Nükleer silah edinmenin maliyeti, onlara sahip olmamaya kıyasla neredeyse yok denecek kadar azdı.
Yine de İran, yaptırımların kalkacağı umuduyla diplomasi peşinde koştu.
2015'te Obama ile nükleer anlaşma imzaladı, ancak yaptırımlar kalkmadı.
Obama nükleer anlaşmayı imzaladıktan bir gün sonra yeni bir dizi yaptırım uyguladı! Trump nihayetinde birinci döneminin daha ilk günlerinde anlaşmayı çöpe attı.
Pezeşkiyan döneminde İran, baştan başarısız görünen bir arayışa girdi.
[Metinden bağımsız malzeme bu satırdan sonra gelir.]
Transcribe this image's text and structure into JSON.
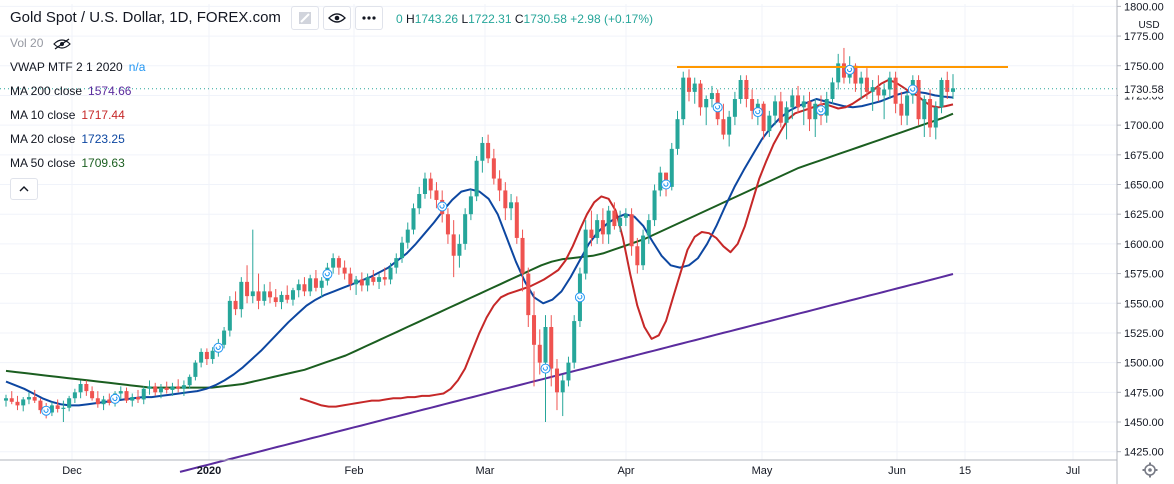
{
  "header": {
    "title": "Gold Spot / U.S. Dollar, 1D, FOREX.com",
    "timeframe_dropdown_icon": "square-icon",
    "visibility_icon": "eye-icon",
    "more_icon": "more-dots-icon",
    "ohlc": {
      "open_tail": "0",
      "high_key": "H",
      "high": "1743.26",
      "low_key": "L",
      "low": "1722.31",
      "close_key": "C",
      "close": "1730.58",
      "change": "+2.98 (+0.17%)"
    }
  },
  "indicators": {
    "vol": {
      "label": "Vol 20",
      "icon": "eye-crossed-icon"
    },
    "vwap": {
      "label": "VWAP MTF 2 1 2020",
      "value": "n/a",
      "color": "#2196f3"
    },
    "ma200": {
      "label": "MA 200 close",
      "value": "1574.66",
      "color": "#5b2c9e"
    },
    "ma10": {
      "label": "MA 10 close",
      "value": "1717.44",
      "color": "#c62828"
    },
    "ma20": {
      "label": "MA 20 close",
      "value": "1723.25",
      "color": "#0d47a1"
    },
    "ma50": {
      "label": "MA 50 close",
      "value": "1709.63",
      "color": "#1b5e20"
    },
    "collapse_icon": "chevron-up-icon"
  },
  "price_scale": {
    "currency": "USD",
    "last_price_label": "1730.58",
    "settings_icon": "gear-icon"
  },
  "chart_data": {
    "type": "candlestick",
    "y_ticks": [
      1425,
      1450,
      1475,
      1500,
      1525,
      1550,
      1575,
      1600,
      1625,
      1650,
      1675,
      1700,
      1725,
      1750,
      1775,
      1800
    ],
    "ylim": [
      1418,
      1802
    ],
    "x_ticks": [
      "Dec",
      "2020",
      "Feb",
      "Mar",
      "Apr",
      "May",
      "Jun",
      "15",
      "Jul"
    ],
    "up_color": "#26a69a",
    "down_color": "#ef5350",
    "last_close": 1730.58,
    "resistance_line": {
      "value": 1749,
      "color": "#ff9800"
    },
    "candles_ohlc": [
      [
        1468,
        1473,
        1463,
        1470
      ],
      [
        1470,
        1476,
        1465,
        1467
      ],
      [
        1467,
        1472,
        1460,
        1464
      ],
      [
        1464,
        1471,
        1459,
        1469
      ],
      [
        1469,
        1475,
        1465,
        1471
      ],
      [
        1471,
        1477,
        1466,
        1468
      ],
      [
        1468,
        1470,
        1457,
        1460
      ],
      [
        1460,
        1466,
        1453,
        1458
      ],
      [
        1458,
        1467,
        1455,
        1464
      ],
      [
        1464,
        1469,
        1458,
        1461
      ],
      [
        1461,
        1468,
        1450,
        1462
      ],
      [
        1462,
        1472,
        1459,
        1470
      ],
      [
        1470,
        1478,
        1466,
        1475
      ],
      [
        1475,
        1485,
        1470,
        1482
      ],
      [
        1482,
        1485,
        1472,
        1476
      ],
      [
        1476,
        1480,
        1468,
        1470
      ],
      [
        1470,
        1476,
        1462,
        1465
      ],
      [
        1465,
        1472,
        1460,
        1469
      ],
      [
        1469,
        1474,
        1464,
        1466
      ],
      [
        1466,
        1476,
        1463,
        1474
      ],
      [
        1474,
        1480,
        1469,
        1476
      ],
      [
        1476,
        1479,
        1466,
        1468
      ],
      [
        1468,
        1474,
        1463,
        1471
      ],
      [
        1471,
        1477,
        1466,
        1469
      ],
      [
        1469,
        1480,
        1465,
        1478
      ],
      [
        1478,
        1485,
        1473,
        1480
      ],
      [
        1480,
        1483,
        1472,
        1475
      ],
      [
        1475,
        1482,
        1470,
        1479
      ],
      [
        1479,
        1484,
        1474,
        1477
      ],
      [
        1477,
        1483,
        1472,
        1480
      ],
      [
        1480,
        1486,
        1475,
        1478
      ],
      [
        1478,
        1485,
        1472,
        1481
      ],
      [
        1481,
        1490,
        1478,
        1488
      ],
      [
        1488,
        1502,
        1485,
        1500
      ],
      [
        1500,
        1512,
        1496,
        1509
      ],
      [
        1509,
        1512,
        1498,
        1503
      ],
      [
        1503,
        1513,
        1499,
        1510
      ],
      [
        1510,
        1520,
        1505,
        1515
      ],
      [
        1515,
        1530,
        1512,
        1527
      ],
      [
        1527,
        1556,
        1522,
        1552
      ],
      [
        1552,
        1560,
        1540,
        1545
      ],
      [
        1545,
        1572,
        1538,
        1568
      ],
      [
        1568,
        1582,
        1550,
        1556
      ],
      [
        1556,
        1612,
        1550,
        1560
      ],
      [
        1560,
        1575,
        1545,
        1552
      ],
      [
        1552,
        1566,
        1548,
        1560
      ],
      [
        1560,
        1568,
        1550,
        1555
      ],
      [
        1555,
        1562,
        1547,
        1551
      ],
      [
        1551,
        1560,
        1545,
        1557
      ],
      [
        1557,
        1565,
        1550,
        1553
      ],
      [
        1553,
        1563,
        1548,
        1561
      ],
      [
        1561,
        1570,
        1555,
        1566
      ],
      [
        1566,
        1572,
        1556,
        1560
      ],
      [
        1560,
        1574,
        1556,
        1571
      ],
      [
        1571,
        1578,
        1560,
        1563
      ],
      [
        1563,
        1572,
        1555,
        1569
      ],
      [
        1569,
        1584,
        1565,
        1580
      ],
      [
        1580,
        1592,
        1575,
        1588
      ],
      [
        1588,
        1590,
        1574,
        1580
      ],
      [
        1580,
        1586,
        1570,
        1575
      ],
      [
        1575,
        1580,
        1561,
        1566
      ],
      [
        1566,
        1573,
        1557,
        1570
      ],
      [
        1570,
        1576,
        1560,
        1565
      ],
      [
        1565,
        1575,
        1560,
        1572
      ],
      [
        1572,
        1578,
        1565,
        1568
      ],
      [
        1568,
        1575,
        1562,
        1572
      ],
      [
        1572,
        1580,
        1565,
        1570
      ],
      [
        1570,
        1584,
        1566,
        1580
      ],
      [
        1580,
        1592,
        1575,
        1588
      ],
      [
        1588,
        1606,
        1584,
        1601
      ],
      [
        1601,
        1618,
        1596,
        1612
      ],
      [
        1612,
        1634,
        1608,
        1630
      ],
      [
        1630,
        1648,
        1625,
        1642
      ],
      [
        1642,
        1660,
        1638,
        1655
      ],
      [
        1655,
        1660,
        1638,
        1645
      ],
      [
        1645,
        1652,
        1630,
        1637
      ],
      [
        1637,
        1645,
        1618,
        1625
      ],
      [
        1625,
        1630,
        1600,
        1608
      ],
      [
        1608,
        1620,
        1572,
        1590
      ],
      [
        1590,
        1608,
        1580,
        1600
      ],
      [
        1600,
        1630,
        1595,
        1625
      ],
      [
        1625,
        1646,
        1620,
        1640
      ],
      [
        1640,
        1674,
        1636,
        1670
      ],
      [
        1670,
        1690,
        1660,
        1685
      ],
      [
        1685,
        1692,
        1668,
        1672
      ],
      [
        1672,
        1680,
        1650,
        1655
      ],
      [
        1655,
        1662,
        1636,
        1645
      ],
      [
        1645,
        1652,
        1620,
        1630
      ],
      [
        1630,
        1642,
        1620,
        1635
      ],
      [
        1635,
        1640,
        1600,
        1605
      ],
      [
        1605,
        1612,
        1560,
        1575
      ],
      [
        1575,
        1580,
        1530,
        1540
      ],
      [
        1540,
        1560,
        1480,
        1515
      ],
      [
        1515,
        1528,
        1490,
        1500
      ],
      [
        1500,
        1540,
        1450,
        1530
      ],
      [
        1530,
        1540,
        1480,
        1495
      ],
      [
        1495,
        1503,
        1460,
        1475
      ],
      [
        1475,
        1490,
        1455,
        1485
      ],
      [
        1485,
        1505,
        1480,
        1500
      ],
      [
        1500,
        1540,
        1495,
        1535
      ],
      [
        1535,
        1580,
        1530,
        1575
      ],
      [
        1575,
        1620,
        1570,
        1612
      ],
      [
        1612,
        1628,
        1598,
        1605
      ],
      [
        1605,
        1625,
        1600,
        1620
      ],
      [
        1620,
        1630,
        1600,
        1608
      ],
      [
        1608,
        1632,
        1600,
        1628
      ],
      [
        1628,
        1635,
        1612,
        1615
      ],
      [
        1615,
        1628,
        1610,
        1622
      ],
      [
        1622,
        1630,
        1615,
        1625
      ],
      [
        1625,
        1630,
        1590,
        1598
      ],
      [
        1598,
        1605,
        1575,
        1582
      ],
      [
        1582,
        1612,
        1578,
        1607
      ],
      [
        1607,
        1625,
        1600,
        1620
      ],
      [
        1620,
        1650,
        1615,
        1645
      ],
      [
        1645,
        1665,
        1640,
        1660
      ],
      [
        1660,
        1660,
        1640,
        1648
      ],
      [
        1648,
        1685,
        1645,
        1680
      ],
      [
        1680,
        1712,
        1675,
        1705
      ],
      [
        1705,
        1745,
        1700,
        1740
      ],
      [
        1740,
        1747,
        1720,
        1728
      ],
      [
        1728,
        1740,
        1718,
        1735
      ],
      [
        1735,
        1738,
        1708,
        1715
      ],
      [
        1715,
        1725,
        1700,
        1722
      ],
      [
        1722,
        1733,
        1715,
        1727
      ],
      [
        1727,
        1730,
        1700,
        1705
      ],
      [
        1705,
        1718,
        1688,
        1692
      ],
      [
        1692,
        1712,
        1682,
        1707
      ],
      [
        1707,
        1728,
        1700,
        1722
      ],
      [
        1722,
        1742,
        1718,
        1738
      ],
      [
        1738,
        1742,
        1715,
        1722
      ],
      [
        1722,
        1730,
        1705,
        1712
      ],
      [
        1712,
        1722,
        1700,
        1718
      ],
      [
        1718,
        1720,
        1688,
        1695
      ],
      [
        1695,
        1712,
        1690,
        1708
      ],
      [
        1708,
        1725,
        1700,
        1720
      ],
      [
        1720,
        1728,
        1698,
        1702
      ],
      [
        1702,
        1720,
        1688,
        1715
      ],
      [
        1715,
        1730,
        1705,
        1725
      ],
      [
        1725,
        1733,
        1710,
        1715
      ],
      [
        1715,
        1725,
        1700,
        1720
      ],
      [
        1720,
        1728,
        1695,
        1705
      ],
      [
        1705,
        1722,
        1690,
        1718
      ],
      [
        1718,
        1725,
        1700,
        1708
      ],
      [
        1708,
        1728,
        1702,
        1722
      ],
      [
        1722,
        1740,
        1718,
        1736
      ],
      [
        1736,
        1760,
        1730,
        1752
      ],
      [
        1752,
        1765,
        1735,
        1740
      ],
      [
        1740,
        1758,
        1735,
        1750
      ],
      [
        1750,
        1752,
        1728,
        1735
      ],
      [
        1735,
        1745,
        1722,
        1740
      ],
      [
        1740,
        1748,
        1722,
        1728
      ],
      [
        1728,
        1738,
        1712,
        1732
      ],
      [
        1732,
        1742,
        1720,
        1725
      ],
      [
        1725,
        1735,
        1705,
        1730
      ],
      [
        1730,
        1745,
        1722,
        1740
      ],
      [
        1740,
        1745,
        1710,
        1718
      ],
      [
        1718,
        1728,
        1700,
        1708
      ],
      [
        1708,
        1728,
        1700,
        1725
      ],
      [
        1725,
        1742,
        1718,
        1738
      ],
      [
        1738,
        1742,
        1700,
        1705
      ],
      [
        1705,
        1725,
        1690,
        1722
      ],
      [
        1722,
        1730,
        1690,
        1698
      ],
      [
        1698,
        1720,
        1688,
        1715
      ],
      [
        1715,
        1740,
        1710,
        1738
      ],
      [
        1738,
        1745,
        1722,
        1728
      ],
      [
        1728,
        1743,
        1722,
        1731
      ]
    ],
    "ma200": [
      1408,
      1409.5,
      1411,
      1412.5,
      1414,
      1415.5,
      1417,
      1418.5,
      1420,
      1421.5,
      1423,
      1424.5,
      1426,
      1427.5,
      1429,
      1430.5,
      1432,
      1433.5,
      1435,
      1436.5,
      1438,
      1439.5,
      1441,
      1442.5,
      1444,
      1445.5,
      1447,
      1448.5,
      1450,
      1451.5,
      1453,
      1454.5,
      1456,
      1457.5,
      1459,
      1460.5,
      1462,
      1463.5,
      1465,
      1466.5,
      1468,
      1469.5,
      1471,
      1472.5,
      1474,
      1475.5,
      1477,
      1478.5,
      1480,
      1481.5,
      1483,
      1484.5,
      1486,
      1487.5,
      1489,
      1490.5,
      1492,
      1493.5,
      1495,
      1496.5,
      1498,
      1499.5,
      1501,
      1502.5,
      1504,
      1505.5,
      1507,
      1508.5,
      1510,
      1511.5,
      1513,
      1514.5,
      1516,
      1517.5,
      1519,
      1520.5,
      1522,
      1523.5,
      1525,
      1526.5,
      1528,
      1529.5,
      1531,
      1532.5,
      1534,
      1535.5,
      1537,
      1538.5,
      1540,
      1541.5,
      1543,
      1544.5,
      1546,
      1547.5,
      1549,
      1550.5,
      1552,
      1553.5,
      1555,
      1556.5,
      1558,
      1559.5,
      1561,
      1562.5,
      1564,
      1565.5,
      1567,
      1568.5,
      1570,
      1571.5,
      1573,
      1574.66
    ],
    "ma50": [
      1493,
      1492,
      1491,
      1490,
      1489,
      1488,
      1487,
      1486,
      1485,
      1484,
      1483,
      1482,
      1481,
      1480,
      1479,
      1479,
      1479,
      1479,
      1479,
      1479,
      1479,
      1480,
      1481,
      1482,
      1484,
      1486,
      1488,
      1490,
      1492,
      1494,
      1497,
      1500,
      1503,
      1506,
      1510,
      1514,
      1518,
      1522,
      1526,
      1530,
      1534,
      1538,
      1542,
      1546,
      1550,
      1554,
      1558,
      1562,
      1566,
      1570,
      1574,
      1578,
      1582,
      1585,
      1587,
      1588,
      1589,
      1590,
      1592,
      1595,
      1598,
      1601,
      1604,
      1608,
      1612,
      1616,
      1620,
      1624,
      1628,
      1632,
      1636,
      1640,
      1644,
      1648,
      1652,
      1656,
      1660,
      1664,
      1667,
      1670,
      1673,
      1676,
      1679,
      1682,
      1685,
      1688,
      1691,
      1694,
      1697,
      1700,
      1703,
      1706,
      1709.63
    ],
    "ma20": [
      1484,
      1481,
      1478,
      1474,
      1470,
      1467,
      1465,
      1464,
      1464,
      1465,
      1466,
      1467,
      1468,
      1469,
      1470,
      1471,
      1471,
      1472,
      1473,
      1474,
      1475,
      1476,
      1478,
      1481,
      1485,
      1490,
      1496,
      1503,
      1510,
      1518,
      1526,
      1534,
      1541,
      1548,
      1553,
      1557,
      1560,
      1563,
      1566,
      1569,
      1572,
      1576,
      1580,
      1586,
      1592,
      1600,
      1609,
      1618,
      1628,
      1637,
      1644,
      1646,
      1644,
      1638,
      1625,
      1605,
      1585,
      1568,
      1555,
      1550,
      1553,
      1560,
      1572,
      1586,
      1600,
      1610,
      1617,
      1622,
      1625,
      1623,
      1615,
      1602,
      1590,
      1582,
      1580,
      1582,
      1588,
      1600,
      1615,
      1632,
      1648,
      1662,
      1675,
      1688,
      1698,
      1706,
      1712,
      1716,
      1719,
      1722,
      1720,
      1718,
      1716,
      1715,
      1716,
      1718,
      1720,
      1723,
      1726,
      1728,
      1728,
      1727,
      1725,
      1724,
      1723.25
    ],
    "ma10": [
      1470,
      1468,
      1466,
      1464,
      1463,
      1463,
      1464,
      1465,
      1466,
      1467,
      1468,
      1468,
      1469,
      1470,
      1470,
      1471,
      1471,
      1472,
      1472,
      1473,
      1474,
      1478,
      1485,
      1495,
      1510,
      1525,
      1538,
      1548,
      1555,
      1558,
      1560,
      1562,
      1564,
      1567,
      1570,
      1574,
      1578,
      1586,
      1598,
      1612,
      1625,
      1635,
      1640,
      1638,
      1628,
      1605,
      1575,
      1548,
      1530,
      1520,
      1523,
      1535,
      1555,
      1575,
      1595,
      1606,
      1610,
      1609,
      1605,
      1598,
      1593,
      1600,
      1615,
      1635,
      1655,
      1670,
      1684,
      1695,
      1705,
      1710,
      1712,
      1714,
      1716,
      1718,
      1716,
      1714,
      1715,
      1718,
      1722,
      1726,
      1730,
      1735,
      1738,
      1736,
      1732,
      1728,
      1725,
      1720,
      1716,
      1715,
      1716,
      1717.44
    ]
  }
}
Özellikle 7 Ekim sonrası dünyada, uluslararası hukuk, diplomasi, nezaket ve davranış normları gibi masallara aşırı bir inançları varmış gibi görünüyorlardı - tüm bu kavramların Batı tarafından Gazze, Lübnan, Suriye ve Yemen'de açıkça çiğnendiğini görmelerine rağmen-. İran'ın, sadece önceki anlaşmayı çöpe atmakla kalmayıp aynı zamanda saygıdeğer komutanları Kasım Süleymani'yi de suikastle öldüren aynı başkanla yeni bir nükleer anlaşma arayışına girmesi, Panglossçu düzeyde bir iyimserlik gerektiriyor olmalı. ABD'nin maskesini düşürüp 13 Haziran'da İsrail saldırısına yeşil ışık yakmadan önce beş sahte toplantıya katlandılar.
İran, uluslararası hukuka, diplomasiye ve insani normlara fazla güvenerek büyük bir stratejik hata yaptı. Oysa Batı, Gazze'de, Lübnan'da, Suriye'de ve Yemen'de bu ilkeleri çiğnemekten çekinmedi.
Şimdi İran, ne bir anlaşmaya ne de nükleer silahlara sahip. Ve 90 milyonluk halkının çektiği acılar daha da artacak.
Sonuç: Nükleer Silahlar Tek Gerçek Güvencedir
İran, şimdiye kadar nükleer silah geliştirmemekle büyük bir hata yaptı. Pakistan örneği gösteriyor ki, nükleer caydırıcılık, küçük bir devletin bile süper güçlere karşı direnmesini sağlayabilir. Libya ise, silahlarından vazgeçmenin bedelini canıyla ödedi.
İran artık hayalperest diplomasiyi bırakmalı ve nükleer silah geliştirmelidir. Çünkü bu dünyada tek gerçek barış garantisi, düşmanın sizi yok edemeyeceğinden emin olmasıdır.
"Ya nükleer silahın olacak, ya da Kaddafi gibi öleceksin."